In two years Alter Bridge turns 20. Older bands can usually admit that they´re bored of playing certain songs. Do you think there will ever come a time when you feel “Oh damn, I´ve got to play Blackbird again!”?

No, I think the fact that we all go do different things and then come back to Alter Bridge keeps it fresh and exciting. We´re not just constantly doing Alter Bridge. I haven´t played an Alter Bridge show in what seems like forever. I don´t know when it was the last time. I don´t see myself ever getting sick of that song.

Last time we talked you were about to do a Sinatra show. What was it like? It´s something that is totally different from Alter Bridge and Tremonti.

I think doing this professionally for so many years, gave me the mental fortitude to kind of stay calm. I remember doing rehearsals and everything was great. It was fun and we were just having a good time, but once the lights go down, walking into the venue, trying to rush by everybody to get backstage and some of your friends already having drinks and hugging me and stuff, I had to calm myself. I told myself “Do not let any kind of nerves ruin this great night. I don´t know when the next time you´re going to be playing with Frank Sinatra band members on stage.” From that moment it was like a switch went off and I was calm as a cucumber. The Sinatra thing is way more exposed. When you´re singing it and there´s no backup vocals, there´s no effects, no nothing but your voice. It was very personal and you feel naked up there in a good way. It was an emotional show and once it was over I couldn´t wait to do it again. When I´m at home that´s what I´m listening to these days.

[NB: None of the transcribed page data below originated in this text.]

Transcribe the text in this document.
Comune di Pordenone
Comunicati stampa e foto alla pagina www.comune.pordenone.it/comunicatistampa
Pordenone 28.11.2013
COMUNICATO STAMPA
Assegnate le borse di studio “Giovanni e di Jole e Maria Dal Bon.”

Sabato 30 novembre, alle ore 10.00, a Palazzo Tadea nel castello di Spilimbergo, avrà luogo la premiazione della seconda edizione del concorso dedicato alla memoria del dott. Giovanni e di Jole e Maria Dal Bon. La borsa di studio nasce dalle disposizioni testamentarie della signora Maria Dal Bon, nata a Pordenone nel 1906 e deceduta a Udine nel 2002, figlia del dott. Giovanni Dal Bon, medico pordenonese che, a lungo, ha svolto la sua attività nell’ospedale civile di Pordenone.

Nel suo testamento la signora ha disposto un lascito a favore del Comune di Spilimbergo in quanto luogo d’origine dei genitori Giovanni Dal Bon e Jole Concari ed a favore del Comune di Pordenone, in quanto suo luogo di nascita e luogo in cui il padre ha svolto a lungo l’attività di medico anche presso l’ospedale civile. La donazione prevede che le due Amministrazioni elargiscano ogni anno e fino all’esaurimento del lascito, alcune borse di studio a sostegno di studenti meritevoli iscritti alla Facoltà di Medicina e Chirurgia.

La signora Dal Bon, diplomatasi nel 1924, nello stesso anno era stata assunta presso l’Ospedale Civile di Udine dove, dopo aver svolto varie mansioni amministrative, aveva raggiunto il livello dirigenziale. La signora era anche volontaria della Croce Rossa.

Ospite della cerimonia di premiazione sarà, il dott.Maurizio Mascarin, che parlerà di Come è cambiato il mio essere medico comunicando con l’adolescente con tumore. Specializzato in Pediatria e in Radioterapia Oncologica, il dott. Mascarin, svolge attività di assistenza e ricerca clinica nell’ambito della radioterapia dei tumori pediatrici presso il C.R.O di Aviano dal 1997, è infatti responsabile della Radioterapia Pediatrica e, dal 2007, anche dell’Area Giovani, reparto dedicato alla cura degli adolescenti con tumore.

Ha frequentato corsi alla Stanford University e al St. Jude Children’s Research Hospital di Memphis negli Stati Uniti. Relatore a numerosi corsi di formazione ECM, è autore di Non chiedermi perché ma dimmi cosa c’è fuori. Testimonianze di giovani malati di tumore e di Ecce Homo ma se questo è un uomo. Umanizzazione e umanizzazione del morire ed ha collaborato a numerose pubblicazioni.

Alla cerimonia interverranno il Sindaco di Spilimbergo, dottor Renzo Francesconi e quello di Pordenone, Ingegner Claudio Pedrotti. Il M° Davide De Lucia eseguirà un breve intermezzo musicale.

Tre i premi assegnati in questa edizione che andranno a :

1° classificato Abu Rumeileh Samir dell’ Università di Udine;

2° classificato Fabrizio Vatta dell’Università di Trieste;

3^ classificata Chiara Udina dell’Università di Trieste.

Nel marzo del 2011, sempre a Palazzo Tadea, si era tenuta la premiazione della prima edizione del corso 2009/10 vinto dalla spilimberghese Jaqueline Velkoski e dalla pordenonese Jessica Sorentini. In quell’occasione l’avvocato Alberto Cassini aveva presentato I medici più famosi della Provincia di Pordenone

Could you see yourself doing somebody else´s songs like that?

Yeah, absolutely! There´s a singer called Kurt Elling that I´m a big fan of. He´s much more of a jazz singer than Frank Sinatra. I think Frank would´ve really liked Kurt Elling. Who knows. If I practice those kind of songs I´ll be like “Hey, I want to record one of these Kurt Elling songs!” There´s a song called “Norwegian wood” that I love. He scats a lot and I don´t think I can pull off the scats.

You´re a KISS fan. Have you heard the unreleased Paul Stanley track “Betrayed” from “Creatures of the night” they just released?

No, but that´s great! Speaking of Paul Stanley. When the Sinatra record came out I came across Paul Stanley giving compliment to my record, so I posted that. We didn´t reach out. He was just nice enough to say something nice about it. Anytime I big hero like that can put it on, it will gather more attention for Take a chance for charity and the record. Since then, I have a friend who played The Demon as a wrestler and he´s friends with the guys in the KISS camp and he´s been talking to Peter Criss about doing something for the charity.

Getting thumbs up form a guy like Paul has to give you goosebumps, right?

Oh, it´s amazing! When we went on this last European tour with Tremonti we opened up for Judas Priest. I walked into the catering and I saw Richie Faulkner and I think he´s an amazing player and then I walk into the catering and Rob Halford´s having lunch. He sees me and he stands up and says “Come here and give me a hug!” and he said “I´ve got to tell you, I love your record and I think it´s a beautiful record.” I said “Which record?” and he said “The Sinatra record. I can´t stop listening to it.” Then another crazy thing happened. My friend Tom is a security guy that used to work for Creed back in the day and now he works for Metallica and Robert Plant and everybody. He was working with Robert Plant, driving him in a car and he played him the Sinatra record and he loved it. He said that Robert loved it and really enjoyed it and he said he was a big fan of the record. Just that Robert Plant heard my record and enjoyed it blew me away. I want to keep doing it and I want to record another record.